President’s Monthly Message
The Morning Is Important
President, Rissho Kosei-kai
Opening Our Eyes to Being Grateful Every Day
As in a deep sleep of springtime
Or the bosom of a loving mother.
(Haruo Sato [1892–1964])
This poem conveys the warmth of a spring morning and a pleasant mood. Maybe that is why we find, in Chinese poetry, “In spring, sleeping a sleep that knows no dawn.” And in Japanese haiku poetry, “morning sleep” is a seasonal phrase associated with spring. It is nice to have such a day once in a while, isn’t it? But the morning is so important that we are often told “the morning is everything”; therefore, as the new fiscal year begins on April 1 in Japan, I would like to reconsider the significance of the morning, the start of the day.
First of all, speaking for myself, I now get up at four o’clock every morning. This is a habit I learned from one of my life mentors, Genshitsu Sen (b. 1923), the fifteenth Grand Master of the Urasenke School of the Japanese tea ceremony. Recently though, I often wake up once around three o’clock and get up and stop the alarm clock before it goes off at four. If I can accept that with aging my physical constitution is continuing to change so that I am able to use my time more effectively, then I suppose this is a fortunate development.
After I wash my face, the first thing I do is open the doors of the small shrine of our home altar that holds the Focus of Devotion. In the quiet of the early morning, when I put my hands together reverently and offer prayers, I experience a refreshing sensation because I have, in good health, greeted the Buddha again today. Being able to start my day with such gratitude is a source of vitality that lasts all day long.
There is still time before morning sutra recitation, so afterward I do such things as go to my study to read aloud modern and ancient aphorisms that I have been writing down for a long time and perform some light calisthenics and rowing exercises on an indoor exercise machine.
Just reading aloud aphorisms lifts my spirits, and exercise is very meaningful because it makes me feel positive about having done it. If you suffer from back pain, like I do, or if you are worried about something, the constraints of pain and anxiety may make you feel weak or helpless. Therefore, I think it is important to put yourself in a positive frame of mind first thing in the morning by expressing gratitude, praying, and exercising.
A Day That Starts with Shakyamuni’s Birth Declaration
Greeting the gods and the buddhas and performing sutra recitation are essential to our morning routines, but we should also pay attention to the fact that putting our hands together reverently, which is part of both offering prayers and performing sutra recitation, helps us generate good health and vitality.

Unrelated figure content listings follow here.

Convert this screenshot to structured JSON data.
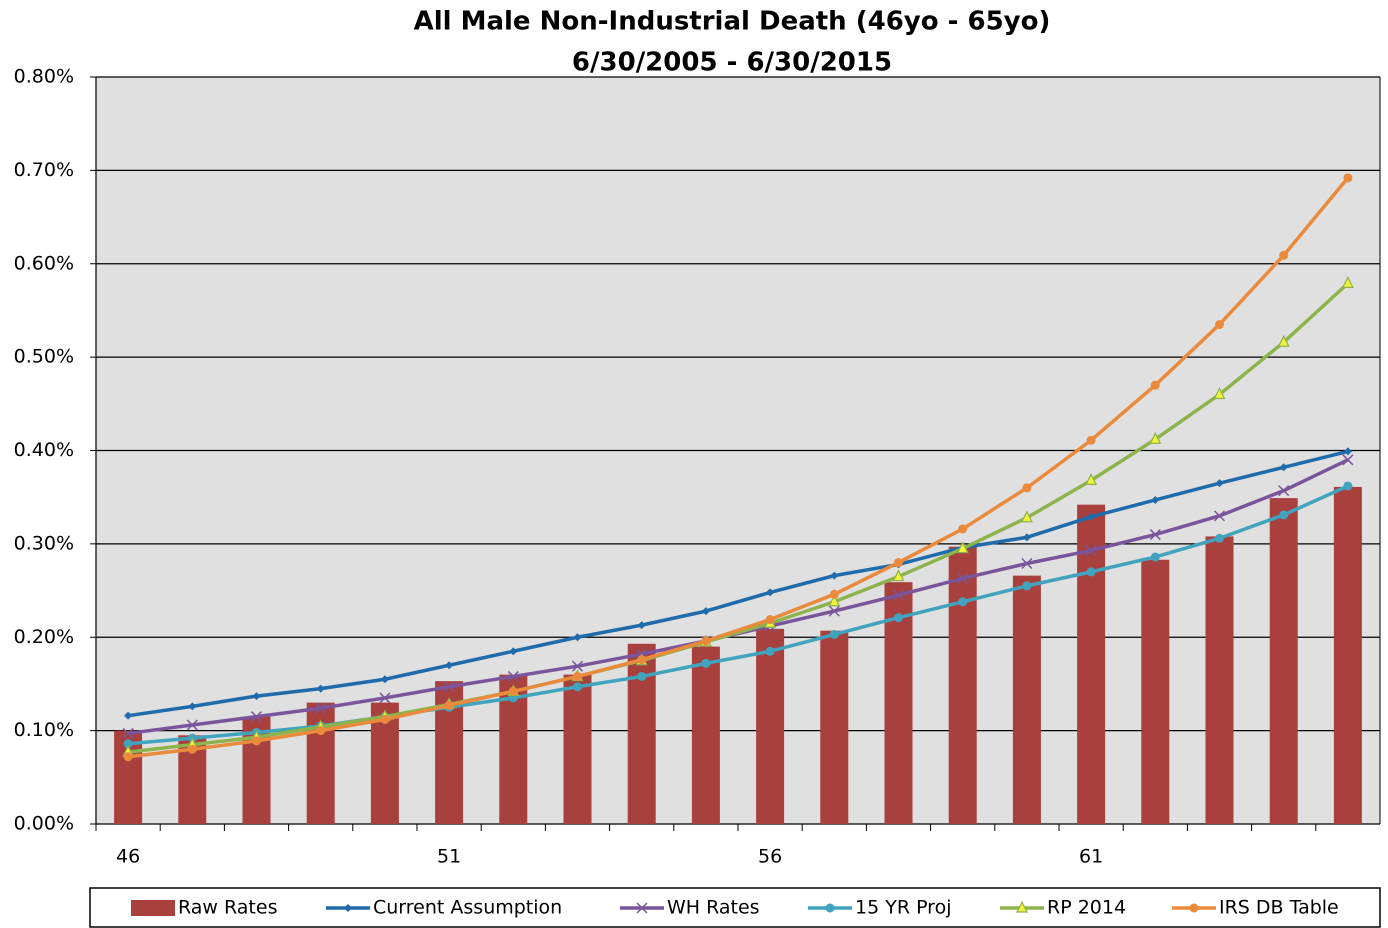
{
  "chart_data": {
    "type": "bar_line",
    "title": "All Male Non-Industrial  Death (46yo - 65yo)",
    "subtitle": "6/30/2005 - 6/30/2015",
    "categories": [
      "46",
      null,
      null,
      null,
      null,
      "51",
      null,
      null,
      null,
      null,
      "56",
      null,
      null,
      null,
      null,
      "61",
      null,
      null,
      null,
      null
    ],
    "ylim": [
      0,
      0.8
    ],
    "yticks": [
      {
        "value": 0,
        "label": "0.00%"
      },
      {
        "value": 0.1,
        "label": "0.10%"
      },
      {
        "value": 0.2,
        "label": "0.20%"
      },
      {
        "value": 0.3,
        "label": "0.30%"
      },
      {
        "value": 0.4,
        "label": "0.40%"
      },
      {
        "value": 0.5,
        "label": "0.50%"
      },
      {
        "value": 0.6,
        "label": "0.60%"
      },
      {
        "value": 0.7,
        "label": "0.70%"
      },
      {
        "value": 0.8,
        "label": "0.80%"
      }
    ],
    "grid": true,
    "legend": "bottom",
    "series": [
      {
        "name": "Raw Rates",
        "type": "bar",
        "color": "#a8403e",
        "values": [
          0.1,
          0.095,
          0.115,
          0.13,
          0.13,
          0.153,
          0.16,
          0.16,
          0.193,
          0.19,
          0.209,
          0.207,
          0.259,
          0.297,
          0.266,
          0.342,
          0.283,
          0.308,
          0.349,
          0.361
        ]
      },
      {
        "name": "Current Assumption",
        "type": "line",
        "marker": "diamond",
        "color": "#1f6bab",
        "values": [
          0.116,
          0.126,
          0.137,
          0.145,
          0.155,
          0.17,
          0.185,
          0.2,
          0.213,
          0.228,
          0.248,
          0.266,
          0.278,
          0.296,
          0.307,
          0.329,
          0.347,
          0.365,
          0.382,
          0.399
        ]
      },
      {
        "name": "WH Rates",
        "type": "line",
        "marker": "x",
        "color": "#7a559b",
        "values": [
          0.097,
          0.106,
          0.115,
          0.124,
          0.135,
          0.147,
          0.158,
          0.169,
          0.182,
          0.196,
          0.212,
          0.228,
          0.245,
          0.263,
          0.279,
          0.293,
          0.31,
          0.33,
          0.357,
          0.39
        ]
      },
      {
        "name": "15 YR Proj",
        "type": "line",
        "marker": "circle",
        "color": "#41a3bd",
        "values": [
          0.086,
          0.092,
          0.098,
          0.105,
          0.115,
          0.125,
          0.135,
          0.147,
          0.158,
          0.172,
          0.185,
          0.203,
          0.221,
          0.238,
          0.255,
          0.27,
          0.286,
          0.306,
          0.331,
          0.362
        ]
      },
      {
        "name": "RP 2014",
        "type": "line",
        "marker": "triangle",
        "color": "#8db34c",
        "values": [
          0.077,
          0.085,
          0.093,
          0.104,
          0.115,
          0.128,
          0.142,
          0.158,
          0.175,
          0.195,
          0.215,
          0.238,
          0.265,
          0.295,
          0.328,
          0.368,
          0.412,
          0.46,
          0.516,
          0.579
        ]
      },
      {
        "name": "IRS DB Table",
        "type": "line",
        "marker": "circle",
        "color": "#ea8a3c",
        "values": [
          0.072,
          0.08,
          0.089,
          0.1,
          0.112,
          0.127,
          0.142,
          0.158,
          0.176,
          0.196,
          0.219,
          0.246,
          0.28,
          0.316,
          0.36,
          0.411,
          0.47,
          0.535,
          0.609,
          0.692
        ]
      }
    ]
  }
}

Last month, I talked a little about the book that sparked my interest in health, Nishi shiki kenko ho (The Nishi Method of Health) by Katsuzo Nishi (1884–1959). It says that by firmly pressing your hands together and continuing to put your palms together reverently at face level for forty minutes, you are using your hands to do what a sacred text of the ancient Greeks describes as, “Pressing your palms together and laying on of hands, which will heal all ailments,” and a Roman incantation describes as, “Pressing your palms together, which connects you to the gods.” In addition, the book notes that five minutes of reverently pressing the palms together “guarantees good health all day long.”
However, the important point is not that you put your hands together for a long time, but that the action of reverently pressing your palms together and paying homage connects you to the gods and the buddhas and that your feeling of piety relieves stress and has the potential to call forth natural healing powers and dormant energy. Moreover, if you wholeheartedly put your hands together reverently before the gods and the buddhas first thing in the morning, you deepen the mind of taking refuge and awaken your inherent vitality, don’t you? That is what we are doing, every morning, when we put our hands together reverently.
Moreover, it is said that “a single day is a microcosm of a lifetime” and in that sense, waking up in the morning is just like the moment of your birth. When you welcome the morning feeling as fresh as if you were just born today, every day is a new day, and you can start your day with a positive frame of mind, free from the restraints of yesterday.
This is the month of Shakyamuni’s birth, and it is significant that every morning, we contemplate the meaning of the declaration he made at his birth: “I alone am honored, in heaven and on earth.” Let’s turn on the switch that starts the morning by receiving Shakyamuni’s encouragement—his telling us that we are wonderful. That is the message found in his birth declaration, which itself is said to be an expression of praise, powerful as a newborn’s cry, for the sanctity of all life.